At 36+6, I definitely started to feel contractions. I was super uncomfortable, so I asked my mom to take me to the hospital. So I was in triage and I was at 3 cm. They wanted me to stay for 2 more hours there to see if I progressed. Sure enough, I got to 5 cm. But now…all of a sudden, the contractions stopped! So my sister, who traveled from Florida because we all thought the baby would arrive, ending up staying a whole 2 weeks!!!
That’s right! Our baby was not ready to come out! 36 weeks and on, it was just so many things after another! Baby had excess fluid, so I got tested for gestational diabetes again. Luckily, I still tested negative. But still, this baby was measuring big. Now we were like “okay, we are going to have to get induced” and the possibility of a C-section was greatly increasing.
So I ended up making it to my induction date at 39 weeks and then it still got pushed up a day ahead, so at 39+1, I finally got induced! We all still can’t believe that I was 5 cm dilated and 75% effaced for 2 more weeks!!! I was so uncomfortable towards the end!

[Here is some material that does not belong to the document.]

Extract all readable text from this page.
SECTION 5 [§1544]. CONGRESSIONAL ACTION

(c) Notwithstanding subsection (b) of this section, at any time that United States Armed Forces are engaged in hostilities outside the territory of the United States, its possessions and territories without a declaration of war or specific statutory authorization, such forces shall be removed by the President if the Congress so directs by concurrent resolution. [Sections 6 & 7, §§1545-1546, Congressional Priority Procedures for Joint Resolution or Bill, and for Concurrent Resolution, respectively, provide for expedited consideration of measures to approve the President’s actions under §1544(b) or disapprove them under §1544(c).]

They ended up having to break my water, which was so relieving and it helped me progress to 9.5. 4 hours later, I started to push! But it was another very long four hours. Even with epidural, baby did not want to come out. Luckily, they handled everything great, but it was getting frustrating. Ultimately, the doctor on call did not want to risk any complications like shoulder dystocia because she said that their head was just too big to fit through, so into the operating room we go!
My C-section was overall a great experience from the hospital staff! I didn’t like the way I physically felt after some nausea and vomiting, but I felt so safe with my team! My husband was able to be right by my side and told me when they delivered our baby that he was a very healthy baby boy! So healthy in fact that he measured 10 pounds and 4 ounces!!!!
Everyone was astounded at just how big he was! Overall, our gorgeous and perfectly healthy son, Kenneth Van-Lee Mathes was born on 10/28/2022 at 1:23 am!
Even though he battled RSV at two weeks old and had two more colds since then, he has proven that he is a fighter and that he was meant to be here with us at this moment in our lives! We are so eternally grateful for every single day with him! As he’s about to turn 6 months old in April, I think about what we went through to have him here. Through the heartache and troubles, it led us to him and we still can’t believe he’s ours!